London band Daughter have been gaining lots of traction recently and we’re keen see what they’re like live. We head over to the Linné tent to find out and aren’t disappointed. It’s atmospheric stuff and tracks 'New Ways' and 'Youth' go down really well with the crowd. I’ve got a real soft spot for the Saturdays=Youth album by M83, so we amble over to the festival’s main stage, Flamingo, to catch their set. It’s just the kind of music to get the crowd moving and they crack through a decent set that includes 'Midnight City', 'Outro' and, happily for me, 'Couleurs'. After that, it’s time for a shot of Scotland in the form of Chvrches. They draw a big, appreciative crowd and blast through a cracking set that includes 'Bury It' and 'Never Ending Circles'. Lauren Mayberry banters away with the crowd, stopping at one point to tie the laces on her platform shoes. It’s a sign of their success that even the typically reserved (“No, discerning”, says my Swedish co-writer) Swedes are dancing away by the end.

The Last Shadow Puppets are one of the highlights of the day and they play an absolutely delicious set.
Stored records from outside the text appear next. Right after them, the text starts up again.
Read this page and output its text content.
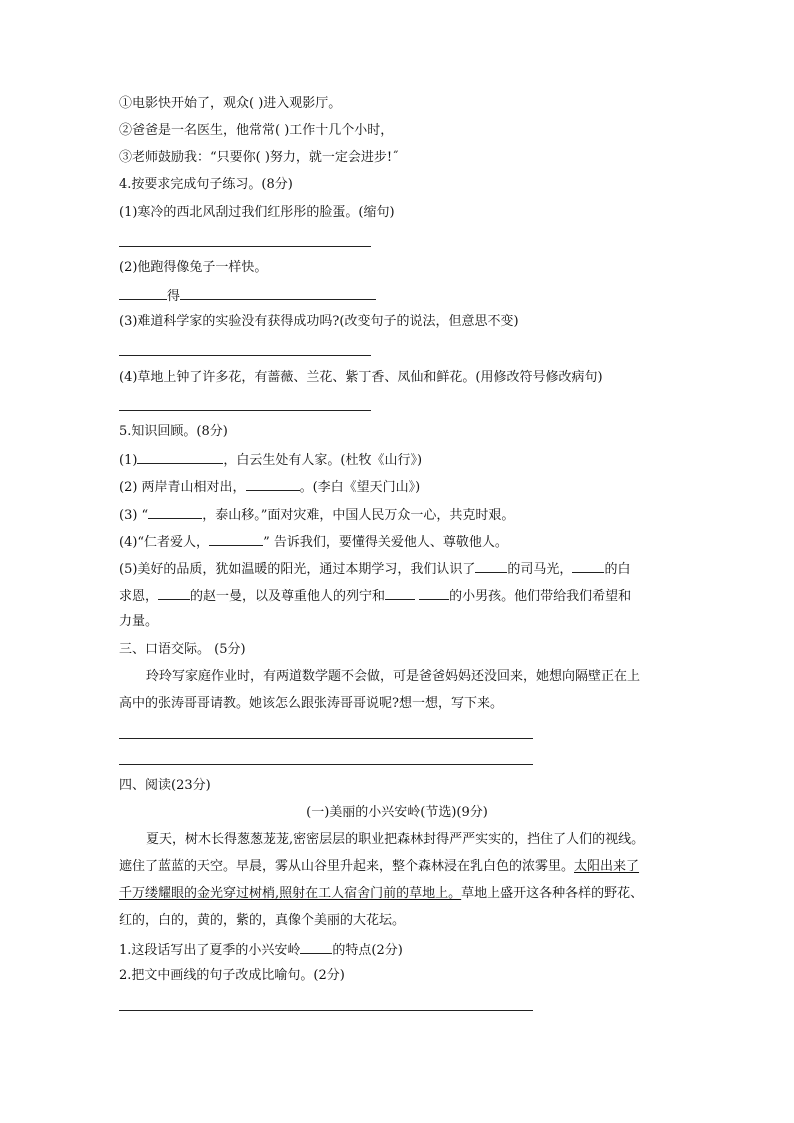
①电影快开始了，观众( )进入观影厅。
②爸爸是一名医生，他常常( )工作十几个小时，
③老师鼓励我：“只要你( )努力，就一定会进步!˝
4.按要求完成句子练习。(8分)
(1)寒冷的西北风刮过我们红彤彤的脸蛋。(缩句)
(2)他跑得像兔子一样快。
得
(3)难道科学家的实验没有获得成功吗?(改变句子的说法，但意思不变)
(4)草地上钟了许多花，有蔷薇、兰花、紫丁香、凤仙和鲜花。(用修改符号修改病句)
5.知识回顾。(8分)
(1)	，白云生处有人家。(杜牧《山行》)
(2) 两岸青山相对出，	。(李白《望天门山》)
(3) “	，泰山移。”面对灾难，中国人民万众一心，共克时艰。
(4)“仁者爱人，	” 告诉我们，要懂得关爱他人、尊敬他人。
(5)美好的品质，犹如温暖的阳光，通过本期学习，我们认识了 的司马光， 的白
求恩， 的赵一曼，以及尊重他人的列宁和	的小男孩。他们带给我们希望和
力量。
三、口语交际。 (5分)
玲玲写家庭作业时，有两道数学题不会做，可是爸爸妈妈还没回来，她想向隔壁正在上
高中的张涛哥哥请教。她该怎么跟张涛哥哥说呢?想一想，写下来。
四、阅读(23分)
(一)美丽的小兴安岭(节选)(9分)
夏天，树木长得葱葱茏茏,密密层层的职业把森林封得严严实实的，挡住了人们的视线。
遮住了蓝蓝的天空。早晨，雾从山谷里升起来，整个森林浸在乳白色的浓雾里。太阳出来了
千万缕耀眼的金光穿过树梢,照射在工人宿舍门前的草地上。草地上盛开这各种各样的野花、
红的，白的，黄的，紫的，真像个美丽的大花坛。
1.这段话写出了夏季的小兴安岭 的特点(2分)
2.把文中画线的句子改成比喻句。(2分)
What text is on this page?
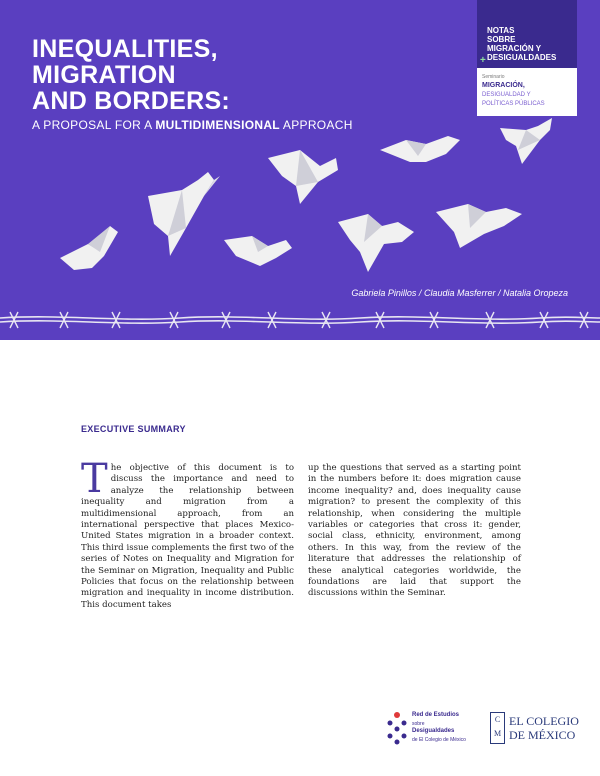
INEQUALITIES,
MIGRATION
AND BORDERS:
A PROPOSAL FOR A MULTIDIMENSIONAL APPROACH
NOTAS
SOBRE
MIGRACIÓN Y
DESIGUALDADES
+
Seminario
MIGRACIÓN,
DESIGUALDAD Y
POLÍTICAS PÚBLICAS
Gabriela Pinillos / Claudia Masferrer / Natalia Oropeza
EXECUTIVE SUMMARY
The objective of this document is to discuss the importance and need to analyze the relationship between inequality and migration from a multidimensional approach, from an international perspective that places Mexico-United States migration in a broader context. This third issue complements the first two of the series of Notes on Inequality and Migration for the Seminar on Migration, Inequality and Public Policies that focus on the relationship between migration and inequality in income distribution. This document takes
up the questions that served as a starting point in the numbers before it: does migration cause income inequality? and, does inequality cause migration? to present the complexity of this relationship, when considering the multiple variables or categories that cross it: gender, social class, ethnicity, environment, among others. In this way, from the review of the literature that addresses the relationship of these analytical categories worldwide, the foundations are laid that support the discussions within the Seminar.
Red de Estudios
sobre
Desigualdades
de El Colegio de México
C
M
EL COLEGIO
DE MÉXICO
Alex Turner and Miles Kane are on top form with Alex posturing his way across the stage in a shocking pair of maroon trousers while Miles flounces about in black and white silk. The set is high camp, knowing and utterly glorious with Alex channelling a stage presence that’s somewhere between Grinderman and Neil Diamond as he croons that he’d “like to play something from my last LP”. They blast their way through a great set, the best of which are 'Standing Next to Me', 'Age of the Understatement', 'Everything You’ve Come to Expect' and 'Bad Habits'.

There’s a sticky moment just after 8pm when The Libertines set gets cancelled at the last minute but the Way Out West app quickly notifies us that they’re taking over ANOHNI’s set tomorrow night. ANOHNI is down with the flu, which is a huge disappointment but I’m keen to see The Libertines live, even if it’s a day late, as it’s been twelve years both since they last played in Sweden and since I last saw them live.

Finally, in the headline slot, it’s time for Morrissey. It’s good to see that he’s as provocative and combative as ever and the crowd devours his set. He’s winningly self-aware as he chats to the crowd between songs, a particular cracker coming after he applauds the festival’s vegetarian ethos when he says “No death for sale, no pain for sale, no torture for sale… except for me”.  The set blasts through his best tracks, even 'Ouija Board' gets an airing, and standouts are “The World Is Full of Crashing Bores' (accompanied by a picture of Kate and Prince William looking particularly vapid with the slogan “United Kingdumb”), 'English Blood, Irish Heart' and 'The Last of the Gang to Die'. The crowd clap and cheer long after he leaves the stage with a bow before dispersing into the night.